William stands up and promises himself drink tonight. Whisky. Amber glinting, good and plentiful, imbibed alone, until he passes out. This gives him the luxury of distance, he is removed, just enough, from this humiliation. It is half bearable. He could walk through fire and walls to get past this to a night on the drink. He takes the steps down into the court one at a time, using his crutch expertly.

Watt can see women looking down from the public gallery. They’re not watching Watt hobble in on his crutch, though. They are watching Peter Manuel. He is sitting at the solicitors’ table, absent-mindedly playing with a pen. Watt takes another step and glances over to the jury. They are looking at Manuel too. Dowdall said they weren’t looking at him but they are looking at him. In the lower stalls, among the journalists and lawyers, Dandy McKay and Maurice Dickov sit in the front row. They deliberately catch his eye as he passes. Careful, their faces warn.

Nothing is going to be all right. Nothing is going to be all right. Dickov will get angry. Mrs Manuel will die and then Watt will be the only loose thread left.

As William Watt gets sworn in again his hands and feet are cold. He feels faint, doesn’t even trust the walls of the room to do what they’re supposed to.

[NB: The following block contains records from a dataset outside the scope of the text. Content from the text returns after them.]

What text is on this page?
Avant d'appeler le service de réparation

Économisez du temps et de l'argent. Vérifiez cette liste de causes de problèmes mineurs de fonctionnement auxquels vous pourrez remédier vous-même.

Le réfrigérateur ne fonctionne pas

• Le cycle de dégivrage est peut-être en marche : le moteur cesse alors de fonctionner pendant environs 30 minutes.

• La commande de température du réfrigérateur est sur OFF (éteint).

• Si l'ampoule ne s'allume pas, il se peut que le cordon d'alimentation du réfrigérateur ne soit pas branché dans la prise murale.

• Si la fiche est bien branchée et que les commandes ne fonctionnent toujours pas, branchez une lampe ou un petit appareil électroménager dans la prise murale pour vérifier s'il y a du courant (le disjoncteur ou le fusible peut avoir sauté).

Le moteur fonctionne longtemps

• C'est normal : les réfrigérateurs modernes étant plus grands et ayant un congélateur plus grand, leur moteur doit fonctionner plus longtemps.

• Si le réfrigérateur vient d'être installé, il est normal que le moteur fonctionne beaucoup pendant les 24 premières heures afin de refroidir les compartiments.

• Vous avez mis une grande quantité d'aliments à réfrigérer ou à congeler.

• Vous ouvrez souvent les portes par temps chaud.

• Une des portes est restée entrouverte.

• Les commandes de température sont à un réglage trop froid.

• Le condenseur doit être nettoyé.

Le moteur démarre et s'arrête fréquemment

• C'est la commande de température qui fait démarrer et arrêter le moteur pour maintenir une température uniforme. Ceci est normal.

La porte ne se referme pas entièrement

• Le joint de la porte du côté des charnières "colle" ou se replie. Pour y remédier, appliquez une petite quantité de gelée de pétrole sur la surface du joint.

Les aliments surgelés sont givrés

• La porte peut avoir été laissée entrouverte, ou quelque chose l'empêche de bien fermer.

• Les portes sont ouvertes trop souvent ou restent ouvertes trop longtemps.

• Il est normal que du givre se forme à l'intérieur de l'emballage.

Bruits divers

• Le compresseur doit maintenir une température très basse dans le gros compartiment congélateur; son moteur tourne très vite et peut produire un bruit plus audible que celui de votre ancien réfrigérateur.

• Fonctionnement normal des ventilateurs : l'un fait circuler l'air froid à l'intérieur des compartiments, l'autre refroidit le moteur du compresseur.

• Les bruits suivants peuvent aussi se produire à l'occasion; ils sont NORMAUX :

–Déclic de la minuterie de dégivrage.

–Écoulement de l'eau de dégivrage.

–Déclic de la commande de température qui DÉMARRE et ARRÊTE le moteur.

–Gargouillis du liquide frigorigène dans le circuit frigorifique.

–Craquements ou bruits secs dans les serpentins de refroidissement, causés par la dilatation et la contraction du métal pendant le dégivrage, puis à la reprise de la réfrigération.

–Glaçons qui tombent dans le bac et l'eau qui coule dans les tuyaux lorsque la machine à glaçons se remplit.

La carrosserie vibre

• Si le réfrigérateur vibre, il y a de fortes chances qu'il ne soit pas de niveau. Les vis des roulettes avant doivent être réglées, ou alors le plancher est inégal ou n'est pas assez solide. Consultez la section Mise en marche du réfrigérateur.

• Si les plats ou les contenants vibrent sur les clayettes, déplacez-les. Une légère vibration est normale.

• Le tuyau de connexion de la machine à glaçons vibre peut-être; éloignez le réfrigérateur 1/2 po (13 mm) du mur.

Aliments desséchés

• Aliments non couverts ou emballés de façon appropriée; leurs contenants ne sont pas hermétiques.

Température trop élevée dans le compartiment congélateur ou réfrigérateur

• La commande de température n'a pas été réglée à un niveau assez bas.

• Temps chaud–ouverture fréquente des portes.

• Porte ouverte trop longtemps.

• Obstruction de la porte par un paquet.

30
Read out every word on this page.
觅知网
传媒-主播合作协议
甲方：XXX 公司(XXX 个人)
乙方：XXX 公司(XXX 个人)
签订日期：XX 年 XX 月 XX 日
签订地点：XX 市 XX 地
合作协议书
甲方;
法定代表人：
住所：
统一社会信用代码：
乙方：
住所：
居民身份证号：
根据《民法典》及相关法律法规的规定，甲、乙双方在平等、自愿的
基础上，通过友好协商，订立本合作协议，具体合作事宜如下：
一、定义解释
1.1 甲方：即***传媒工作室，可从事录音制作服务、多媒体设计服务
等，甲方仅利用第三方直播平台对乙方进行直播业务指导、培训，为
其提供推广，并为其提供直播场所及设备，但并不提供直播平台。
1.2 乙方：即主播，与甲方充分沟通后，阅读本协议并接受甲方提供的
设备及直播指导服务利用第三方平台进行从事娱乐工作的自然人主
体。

He imagines the balcony sliding forward and guillotining everyone.

Manuel is standing at Harald Leslie’s place, at a table in the well of the court. He has stacks of papers in front of him. He looks smart and able and plausible and the jury are looking at him.

Lord Cameron clears his throat and speaks directly to Peter.

‘Now, Manuel,’ he booms in his sonorous voice, ‘you wanted to ask questions as to certain matters which, according to you, passed at the meeting which you had with Mr Watt but were not put in court by your counsel?’

‘Yes, My Lord.’

This is the first time Watt has heard Manuel speak in court. His voice is clear and confident.

‘All right, now,’ continues Cameron sternly, ‘that is the limit of the questioning.’